"И нам тоже скоро предстоит путешествие в Москву... - подумал Кирилл. - Хоть мы и не цари, но все дороги ведут в Рим - и все мы там будем. Там поймём - зачем!"
- Неужели в Москве - ЕЩЁ красивее церкви!? - протянул Саша.
- Не знаю, кому как, - ответила Марина. - По-моему, самая красивая церковь - это Человек.
- Как это?
- Ну, как: если Бог в человеке присутствует, то человек - храм.
- И я - храм!?
- И ты - храм. И все остальные. Но только некоторые люди - это храмы разорённые. А некоторые - интеллигентные и холодные, как музеи. Вот как в советское время, когда здесь тоже был музей.
- Здесь был музей!? - удивился Саша. - А почему? Людям типа больше нравился музей, чем вот такой вот монастырь?

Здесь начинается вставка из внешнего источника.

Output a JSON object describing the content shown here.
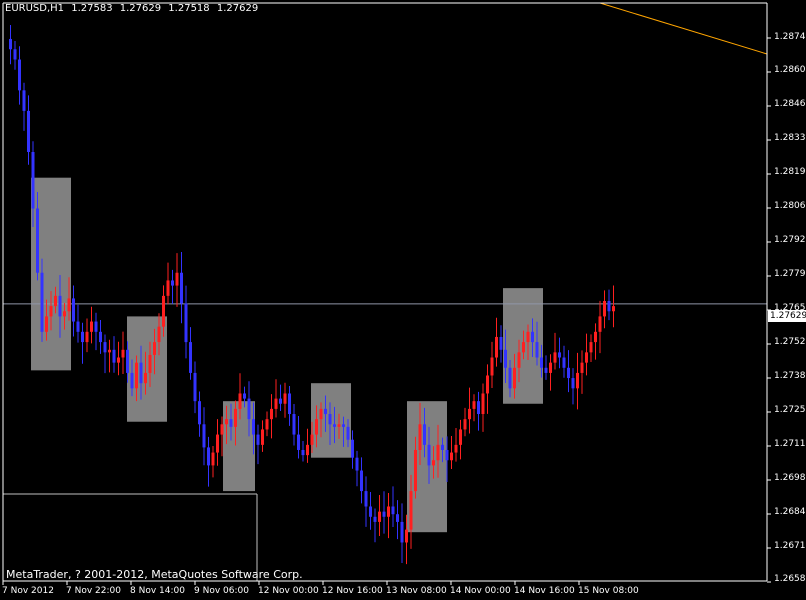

- Да, наверно потому... что вообще вся наша человеческая культура - это "археологический музей" Веры. Это я как музейный работник говорю.
- Почему?
- Ну, вот, представь: вместо кого-то живого, кого ты очень любишь, поставили бы хороший памятник. Он был бы очень красивый... его бы самые замечательные мастера сделали - но ведь с памятником не пообщаешься. Он тебе ничего никогда не скажет, не обнимет, не посмеётся, не утешит. Когда-то люди общались с Богом, а потом им сказали, что Его больше нет, и от их общения остались - памятники, музеи, разные вещи... Вот это всё и есть - человеческая культура. Без неё-то, конечно, было бы совсем плохо! Но, наверное, лучше всё-таки живой человек, чем коллекция вещей, оставшихся от него.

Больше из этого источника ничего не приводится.